Name brand American and European conglomerates are feeling the impact from the turmoil in Russia.
Many are reporting slower Russian sales and, in some cases, store closures as the Ukraine-Russia conflict drags on. Most have seen their share price fall since the start of the year.
Cold War-style tensions and escalating sanctions are slamming these companies, as American and European leaders blame Russian President Vladimir Putin for the unfolding crisis and violence in Ukraine.

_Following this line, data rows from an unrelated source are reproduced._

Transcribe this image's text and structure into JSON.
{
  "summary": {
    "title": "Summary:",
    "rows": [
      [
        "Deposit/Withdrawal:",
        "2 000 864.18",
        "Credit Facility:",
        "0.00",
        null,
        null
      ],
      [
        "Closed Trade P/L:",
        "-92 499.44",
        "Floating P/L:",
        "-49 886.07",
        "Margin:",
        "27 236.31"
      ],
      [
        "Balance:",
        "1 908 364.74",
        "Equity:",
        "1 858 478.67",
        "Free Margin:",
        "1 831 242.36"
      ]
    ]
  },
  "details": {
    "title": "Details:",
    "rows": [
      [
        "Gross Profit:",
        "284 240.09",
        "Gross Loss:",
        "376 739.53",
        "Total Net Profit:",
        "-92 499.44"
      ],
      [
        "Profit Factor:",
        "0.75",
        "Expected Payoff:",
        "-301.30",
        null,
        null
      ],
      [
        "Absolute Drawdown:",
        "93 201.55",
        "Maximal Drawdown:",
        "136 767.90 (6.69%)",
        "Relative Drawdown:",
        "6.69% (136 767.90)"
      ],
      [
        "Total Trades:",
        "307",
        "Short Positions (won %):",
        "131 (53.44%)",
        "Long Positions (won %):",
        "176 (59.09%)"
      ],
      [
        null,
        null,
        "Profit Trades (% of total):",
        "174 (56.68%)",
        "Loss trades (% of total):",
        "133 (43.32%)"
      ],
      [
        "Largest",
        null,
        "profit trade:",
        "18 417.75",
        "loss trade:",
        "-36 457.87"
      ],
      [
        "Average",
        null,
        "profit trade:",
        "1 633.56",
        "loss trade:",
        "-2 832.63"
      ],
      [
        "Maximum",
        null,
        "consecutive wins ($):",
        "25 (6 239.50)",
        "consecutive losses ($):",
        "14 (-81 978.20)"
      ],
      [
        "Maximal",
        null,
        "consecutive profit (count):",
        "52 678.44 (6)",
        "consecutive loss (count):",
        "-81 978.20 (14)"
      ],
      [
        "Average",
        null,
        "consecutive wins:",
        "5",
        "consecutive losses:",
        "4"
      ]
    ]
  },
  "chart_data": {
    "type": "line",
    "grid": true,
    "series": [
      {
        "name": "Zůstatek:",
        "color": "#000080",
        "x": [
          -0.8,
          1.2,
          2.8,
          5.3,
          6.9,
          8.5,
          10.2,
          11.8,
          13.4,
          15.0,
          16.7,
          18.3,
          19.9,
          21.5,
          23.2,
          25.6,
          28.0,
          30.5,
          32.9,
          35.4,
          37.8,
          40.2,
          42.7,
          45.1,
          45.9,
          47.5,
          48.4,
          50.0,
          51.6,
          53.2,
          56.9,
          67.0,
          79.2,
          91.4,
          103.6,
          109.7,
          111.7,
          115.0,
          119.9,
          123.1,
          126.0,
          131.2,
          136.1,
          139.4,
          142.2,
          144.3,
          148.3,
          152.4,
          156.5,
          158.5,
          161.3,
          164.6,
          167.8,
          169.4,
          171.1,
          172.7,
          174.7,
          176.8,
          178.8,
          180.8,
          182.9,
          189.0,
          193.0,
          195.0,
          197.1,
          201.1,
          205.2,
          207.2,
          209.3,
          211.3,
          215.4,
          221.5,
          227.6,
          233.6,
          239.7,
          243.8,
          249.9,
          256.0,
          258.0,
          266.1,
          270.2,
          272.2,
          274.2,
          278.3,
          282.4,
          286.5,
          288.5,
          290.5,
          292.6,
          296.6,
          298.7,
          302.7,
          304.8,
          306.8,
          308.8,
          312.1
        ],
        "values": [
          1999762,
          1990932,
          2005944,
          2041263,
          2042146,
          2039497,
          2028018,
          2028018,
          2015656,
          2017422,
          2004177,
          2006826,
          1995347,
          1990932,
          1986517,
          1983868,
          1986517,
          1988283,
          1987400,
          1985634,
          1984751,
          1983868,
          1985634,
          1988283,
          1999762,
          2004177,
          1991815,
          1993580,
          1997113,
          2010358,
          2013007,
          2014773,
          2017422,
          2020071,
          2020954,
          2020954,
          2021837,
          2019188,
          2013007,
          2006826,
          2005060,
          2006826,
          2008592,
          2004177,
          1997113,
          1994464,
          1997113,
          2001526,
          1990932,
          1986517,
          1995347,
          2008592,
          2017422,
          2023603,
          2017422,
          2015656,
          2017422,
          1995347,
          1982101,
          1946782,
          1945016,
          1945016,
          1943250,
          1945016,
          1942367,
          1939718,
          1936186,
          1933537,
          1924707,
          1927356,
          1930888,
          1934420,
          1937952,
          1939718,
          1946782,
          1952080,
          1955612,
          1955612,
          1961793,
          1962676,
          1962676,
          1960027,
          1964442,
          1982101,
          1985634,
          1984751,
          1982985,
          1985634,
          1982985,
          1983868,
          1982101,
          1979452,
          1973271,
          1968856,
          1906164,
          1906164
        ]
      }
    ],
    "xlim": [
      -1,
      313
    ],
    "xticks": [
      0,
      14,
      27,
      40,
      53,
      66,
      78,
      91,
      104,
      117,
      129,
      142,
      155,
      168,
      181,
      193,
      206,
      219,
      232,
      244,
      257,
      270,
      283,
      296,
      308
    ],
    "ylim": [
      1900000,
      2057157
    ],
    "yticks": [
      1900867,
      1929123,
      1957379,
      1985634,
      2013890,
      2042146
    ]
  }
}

Here are 10 of the highest profile, worst hit companies:
1.McDonald's: Russian officials and regulators have been cracking down on the restaurant chain. Officials shut a handful of popular McDonald's restaurants in Moscow this week, and state media report that Russia's consumer watchdog will be conducting checks on outlets as part of a food standards investigation.
Meanwhile, Wendy's was recently forced to exit Russia due to what it said was a change in management at its local partner Wenrus. Wendy's had been in Russia since 2011.
2. Coca-Cola: The drinks giant said this week that quarterly sales declined by about 5% in Russia, Ukraine and Belarus. Coca-Cola blamed "economic instability in the region," but global sales increased by 3%.
3. Carlsberg: The Danish brewer warned this week its annual results will be weaker than expected, as Russian demand dries up. Carlsberg believes that its sales in the Russian market fell by as much as 7% in the first six months of 2014 due an uncertain economic environment. Carlsberg beer is the most popular beer in Russia by a wide margin, but it has recently been losing market share that. The company's stock has fallen by 15% since the start of the year.
4. Adidas: In late July, the German sportswear company announced it was shutting stores and scaling back expansion plans in Russia. It said that "tensions in the region" had hurt consumer spending, and that the decline in the Russian ruble hurt profitability. Adidas slashed its 2014 earnings forecast by 20% to 30%, partly because of Russia. Shares have plunged by 37% since the start of 2014.
5. Volkswagen: The German automaker blamed an 8% drop in its Russia car sales during the first six months of the year on political tensions, and it said it believes its sales in the market fell by about 25% in July. Volkswagen shares are down 13% since the start of the year.
6. Ford: A weakening ruble and slower sales in Russia have hurt Ford's bottom line.
7. Renault: The French car maker has warned investors about a sharp slowdown in Russia and other emerging markets. Russia is Renault's third largest market in terms of sales.
8. BP: The British oil giant BP owns a large stake in Rosneft, Russia's biggest oil company, and warned that unit will suffer from tougher U.S. sanctions. Investors are also worried about other energy companies, including Total and Exxon Mobil, which have significant ties with Russia.
9. Societe Generale: Profits at the French bank's Russian unit fell 36% in the second quarter.
10. Danone: The French food multinational said first-half results were hurt by a decline in the ruble, and that it was forced to hike prices for some products in Russia due to strong inflation.